BANDUNG (voa-islam.com) -
Indonesia berpenduduk mayoritas muslim terbesar di dunia, tapi entah
mengapa justru yang mayoritas itulah yang dizalimi bahkan dimusuhi.
Ironisnya bukan oleh orang-orang kafir tapi oleh tokoh pemerintah yang
notabene mengaku sebagai Muslim.
Fenomena
itu terlihat dalam kasus konflik antara umat Islam dengan pengikut
aliran sesat Syiah di Sampang, Madura. Umat Islam yang resah lalu
melakukan perlawanan lantaran keyakinannya dilecehkan justru dianggap
sebagai kekerasan dan harus ditindak.
Oleh
sebab itu Ketua Forum Ulama Umat Indonesia (FUUI) KH. Athian Ali M. Dai,
MA menyayangkan sikap para tokoh pemerintah yang hanya memandang ketika
kemarahan umat Islam saat keyakinannya dilecehkan oleh aliran sesat
sebagai kekerasan dan harus ditindak.
“Umat
Islam di negeri ini dimusuhi, karena memang itulah Islam; kalau tidak
diimani ya dimusuhi. Lucu melihat pernyataan para tokoh di pemerintahan
seperti Mahfud MD yang menyatakan bahwa aparat harus segera mengambil
tindakan kepada para pelaku kekerasan. Jadi semua melihat yang namanya
kekerasan itu hanyalah ketika orang marah karena keyakinan mereka
diinjak-injak, itulah kekerasan. Tapi orang yang menginjak-injak
keyakinan orang itu bukan kekerasan.

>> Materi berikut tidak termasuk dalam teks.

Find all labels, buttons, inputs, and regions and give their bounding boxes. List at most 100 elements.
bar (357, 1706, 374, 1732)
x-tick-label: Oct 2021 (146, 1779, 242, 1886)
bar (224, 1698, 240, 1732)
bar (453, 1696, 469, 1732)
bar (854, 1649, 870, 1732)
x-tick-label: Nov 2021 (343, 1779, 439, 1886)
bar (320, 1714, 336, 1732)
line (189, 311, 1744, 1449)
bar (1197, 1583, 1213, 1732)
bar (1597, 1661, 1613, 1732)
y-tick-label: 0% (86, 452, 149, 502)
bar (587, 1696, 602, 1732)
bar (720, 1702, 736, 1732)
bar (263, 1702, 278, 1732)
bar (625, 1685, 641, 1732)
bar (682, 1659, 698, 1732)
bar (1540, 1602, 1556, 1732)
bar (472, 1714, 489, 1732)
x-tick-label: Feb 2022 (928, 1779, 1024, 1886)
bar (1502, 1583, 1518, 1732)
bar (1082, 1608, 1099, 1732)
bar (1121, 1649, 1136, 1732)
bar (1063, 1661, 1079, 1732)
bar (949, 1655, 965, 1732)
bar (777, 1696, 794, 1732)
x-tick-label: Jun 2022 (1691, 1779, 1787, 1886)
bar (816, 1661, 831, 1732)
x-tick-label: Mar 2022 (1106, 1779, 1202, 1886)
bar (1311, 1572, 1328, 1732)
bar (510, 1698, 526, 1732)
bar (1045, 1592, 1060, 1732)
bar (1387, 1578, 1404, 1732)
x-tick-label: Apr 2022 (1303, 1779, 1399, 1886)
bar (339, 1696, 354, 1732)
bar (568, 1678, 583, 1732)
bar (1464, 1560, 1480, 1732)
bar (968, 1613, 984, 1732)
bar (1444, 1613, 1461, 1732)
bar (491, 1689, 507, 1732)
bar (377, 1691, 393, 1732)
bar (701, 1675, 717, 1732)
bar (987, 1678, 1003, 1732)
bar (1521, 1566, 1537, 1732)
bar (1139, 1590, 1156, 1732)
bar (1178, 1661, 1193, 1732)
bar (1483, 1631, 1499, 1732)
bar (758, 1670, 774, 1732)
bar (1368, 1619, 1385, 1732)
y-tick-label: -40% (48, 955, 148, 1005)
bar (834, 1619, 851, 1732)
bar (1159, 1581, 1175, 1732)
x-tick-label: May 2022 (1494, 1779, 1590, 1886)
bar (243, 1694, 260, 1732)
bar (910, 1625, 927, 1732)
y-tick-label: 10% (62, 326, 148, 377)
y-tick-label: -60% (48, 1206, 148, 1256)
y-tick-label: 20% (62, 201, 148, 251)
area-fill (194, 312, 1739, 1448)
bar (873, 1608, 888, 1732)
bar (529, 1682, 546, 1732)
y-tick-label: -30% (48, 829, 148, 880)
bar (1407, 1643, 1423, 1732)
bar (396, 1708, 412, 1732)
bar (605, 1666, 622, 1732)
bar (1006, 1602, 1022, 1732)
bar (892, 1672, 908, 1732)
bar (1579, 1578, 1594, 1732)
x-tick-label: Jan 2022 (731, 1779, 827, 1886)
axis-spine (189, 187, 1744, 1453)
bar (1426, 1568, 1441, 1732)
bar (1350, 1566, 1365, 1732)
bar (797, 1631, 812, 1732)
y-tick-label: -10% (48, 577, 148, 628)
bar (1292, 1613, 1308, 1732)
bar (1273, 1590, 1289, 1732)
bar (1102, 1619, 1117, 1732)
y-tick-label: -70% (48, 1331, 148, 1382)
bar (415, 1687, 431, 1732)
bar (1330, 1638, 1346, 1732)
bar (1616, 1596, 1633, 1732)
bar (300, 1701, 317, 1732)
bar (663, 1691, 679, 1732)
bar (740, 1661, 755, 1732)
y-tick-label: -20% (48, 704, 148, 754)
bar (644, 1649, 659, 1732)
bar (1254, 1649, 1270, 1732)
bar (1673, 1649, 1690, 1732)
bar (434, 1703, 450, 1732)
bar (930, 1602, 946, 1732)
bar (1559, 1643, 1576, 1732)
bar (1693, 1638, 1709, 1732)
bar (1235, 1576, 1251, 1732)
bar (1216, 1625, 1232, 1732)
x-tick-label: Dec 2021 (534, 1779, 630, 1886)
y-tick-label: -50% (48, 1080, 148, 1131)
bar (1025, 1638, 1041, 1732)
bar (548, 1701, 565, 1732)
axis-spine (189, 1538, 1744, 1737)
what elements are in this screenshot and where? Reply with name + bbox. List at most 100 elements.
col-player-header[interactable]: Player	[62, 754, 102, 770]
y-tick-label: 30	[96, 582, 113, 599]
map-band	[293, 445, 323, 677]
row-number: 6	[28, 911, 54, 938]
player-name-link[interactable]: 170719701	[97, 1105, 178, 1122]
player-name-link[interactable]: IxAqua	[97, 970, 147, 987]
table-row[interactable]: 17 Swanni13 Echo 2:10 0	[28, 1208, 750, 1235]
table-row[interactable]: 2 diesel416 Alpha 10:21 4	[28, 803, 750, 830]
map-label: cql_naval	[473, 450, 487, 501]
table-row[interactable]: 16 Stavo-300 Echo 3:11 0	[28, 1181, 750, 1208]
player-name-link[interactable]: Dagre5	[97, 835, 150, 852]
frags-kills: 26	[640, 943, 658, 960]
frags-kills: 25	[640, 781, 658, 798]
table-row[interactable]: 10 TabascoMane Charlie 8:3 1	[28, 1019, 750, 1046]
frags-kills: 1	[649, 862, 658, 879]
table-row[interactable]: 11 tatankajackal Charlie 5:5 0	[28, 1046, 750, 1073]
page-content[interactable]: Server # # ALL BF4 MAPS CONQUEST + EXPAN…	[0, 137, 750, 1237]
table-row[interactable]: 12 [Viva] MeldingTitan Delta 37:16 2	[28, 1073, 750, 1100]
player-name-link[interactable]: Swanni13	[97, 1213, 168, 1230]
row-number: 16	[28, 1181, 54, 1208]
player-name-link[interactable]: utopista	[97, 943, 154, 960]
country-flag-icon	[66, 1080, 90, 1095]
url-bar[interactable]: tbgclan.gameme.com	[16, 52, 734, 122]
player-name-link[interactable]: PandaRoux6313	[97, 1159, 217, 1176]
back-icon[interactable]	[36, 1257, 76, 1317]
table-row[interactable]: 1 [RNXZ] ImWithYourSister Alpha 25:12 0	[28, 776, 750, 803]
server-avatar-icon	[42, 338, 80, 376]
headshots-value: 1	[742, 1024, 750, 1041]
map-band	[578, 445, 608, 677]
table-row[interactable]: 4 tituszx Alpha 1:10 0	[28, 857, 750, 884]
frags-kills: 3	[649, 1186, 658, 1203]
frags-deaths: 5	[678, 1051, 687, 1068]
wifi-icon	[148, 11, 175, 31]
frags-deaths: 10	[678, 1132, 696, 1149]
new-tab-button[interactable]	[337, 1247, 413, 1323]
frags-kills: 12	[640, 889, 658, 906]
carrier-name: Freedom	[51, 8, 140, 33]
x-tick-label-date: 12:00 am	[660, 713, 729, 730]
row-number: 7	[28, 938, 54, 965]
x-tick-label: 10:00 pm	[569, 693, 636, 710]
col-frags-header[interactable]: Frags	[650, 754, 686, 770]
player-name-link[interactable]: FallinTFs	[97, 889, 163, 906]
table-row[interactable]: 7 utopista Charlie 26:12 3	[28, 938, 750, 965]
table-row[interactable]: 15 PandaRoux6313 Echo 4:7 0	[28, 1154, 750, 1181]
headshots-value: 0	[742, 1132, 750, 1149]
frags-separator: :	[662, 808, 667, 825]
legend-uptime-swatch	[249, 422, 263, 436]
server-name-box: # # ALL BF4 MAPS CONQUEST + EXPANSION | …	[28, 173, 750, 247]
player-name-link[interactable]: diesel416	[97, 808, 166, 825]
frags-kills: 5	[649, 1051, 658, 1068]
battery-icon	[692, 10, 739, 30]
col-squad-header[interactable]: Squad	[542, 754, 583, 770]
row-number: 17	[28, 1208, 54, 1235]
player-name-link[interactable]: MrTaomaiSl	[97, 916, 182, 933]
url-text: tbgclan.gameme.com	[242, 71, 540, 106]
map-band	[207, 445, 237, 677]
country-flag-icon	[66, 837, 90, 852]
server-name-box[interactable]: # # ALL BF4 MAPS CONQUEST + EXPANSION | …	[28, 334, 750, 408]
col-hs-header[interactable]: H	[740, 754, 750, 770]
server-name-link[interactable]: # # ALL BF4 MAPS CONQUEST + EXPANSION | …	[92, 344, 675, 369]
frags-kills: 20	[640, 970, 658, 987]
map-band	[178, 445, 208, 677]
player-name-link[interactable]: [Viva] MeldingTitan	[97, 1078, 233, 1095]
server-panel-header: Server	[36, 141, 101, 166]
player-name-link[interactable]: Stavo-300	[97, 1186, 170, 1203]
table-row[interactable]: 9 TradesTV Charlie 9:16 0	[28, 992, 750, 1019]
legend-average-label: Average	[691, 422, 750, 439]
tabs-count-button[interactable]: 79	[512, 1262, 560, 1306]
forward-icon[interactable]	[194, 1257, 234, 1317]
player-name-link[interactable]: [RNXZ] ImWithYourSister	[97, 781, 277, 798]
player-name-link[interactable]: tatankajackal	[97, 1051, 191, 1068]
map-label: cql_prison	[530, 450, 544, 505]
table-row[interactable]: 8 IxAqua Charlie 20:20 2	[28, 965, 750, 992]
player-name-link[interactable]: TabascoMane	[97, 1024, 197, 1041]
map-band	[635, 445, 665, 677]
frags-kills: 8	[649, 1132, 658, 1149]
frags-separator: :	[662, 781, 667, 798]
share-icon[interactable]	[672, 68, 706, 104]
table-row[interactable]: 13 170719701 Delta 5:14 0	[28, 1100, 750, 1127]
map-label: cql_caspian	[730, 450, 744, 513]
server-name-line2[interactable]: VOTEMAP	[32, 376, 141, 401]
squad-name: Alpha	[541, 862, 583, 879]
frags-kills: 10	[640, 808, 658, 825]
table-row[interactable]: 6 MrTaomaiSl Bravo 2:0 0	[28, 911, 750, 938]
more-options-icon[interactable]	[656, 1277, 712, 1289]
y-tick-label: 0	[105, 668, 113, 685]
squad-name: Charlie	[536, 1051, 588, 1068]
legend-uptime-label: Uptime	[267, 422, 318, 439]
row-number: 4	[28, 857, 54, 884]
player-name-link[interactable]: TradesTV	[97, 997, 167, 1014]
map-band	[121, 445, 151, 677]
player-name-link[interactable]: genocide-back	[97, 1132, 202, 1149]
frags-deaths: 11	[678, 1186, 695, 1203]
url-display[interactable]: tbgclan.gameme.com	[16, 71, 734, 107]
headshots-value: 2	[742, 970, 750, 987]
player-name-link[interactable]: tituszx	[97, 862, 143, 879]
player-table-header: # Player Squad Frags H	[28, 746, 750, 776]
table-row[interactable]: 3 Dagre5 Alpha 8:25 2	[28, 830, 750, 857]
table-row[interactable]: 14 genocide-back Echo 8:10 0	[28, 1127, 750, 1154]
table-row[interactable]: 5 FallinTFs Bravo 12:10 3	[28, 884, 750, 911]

Karena di mata orang-orang tidak
beragama seperti ini, menghina agama itu tidak ada apa-apanya, sesuatu
yang di mata mereka tidak ada masalah,” ungkapnya saat diwawancara
voa-islam.com, Rabu (29/8/2012).
Memang,
seperti diberitakan di berbagai media, Ketua Mahkamah Konstitusi Mahfud
MD meminta aparat bertindak tegas terhadap pelaku penyerangan aliran
sesat Syiah di Sampang, Madura.
"Aparat
penegak hukum harus mengambil tindakan tegas terhadap pelaku penyerangan
tersebut," katanya usai Syawalan 1433 Hijriah Keluarga Alumni Himpunan
Mahasiswa Islam (KAHMI) di Yogyakarta, Minggu (26/8/2012).
Lebih
lanjut, ulama asal Bandung ini menjelaskan yang dimaksud orang tidak
beragama bukanlah orang atheis tak menganut agama apa pun. “Maksud saya
orang yang tidak beragama itu orang yang tidak mengerti agama, boro-boro
menghayati agama,” jelasnya.
Menurutnya,
seorang Muslim itu seharusnya menjadikan keyakinannya sebagai sesuatu
yang lebih mahal dari segala-galanya, bahkan dari nyawanya sekalipun.
“lebih
baik orang menginjak kepala sayalah daripada menginjak-injak keyakinan
saya. Saya mungkin masih bisa bersabar kalau ada orang menginjak kepala
saya, tapi tidak mungkin saya bisa bersabar ada orang menginjak
keyakinan saya. Karena bagi saya keyakinan itu sesuatu yang termahal,
saya lebih baik mati daripada keyakinan saya diinjak-injak orang,”
paparnya.
Namun, ketika umat Islam marah karena keyakinannya diinjak-injak justru merekalah yang diberi stigma negatif. “Ketika umat Islam marah lalu dituduh teroris, ekstrimis, fundamentalis,” tandasnya.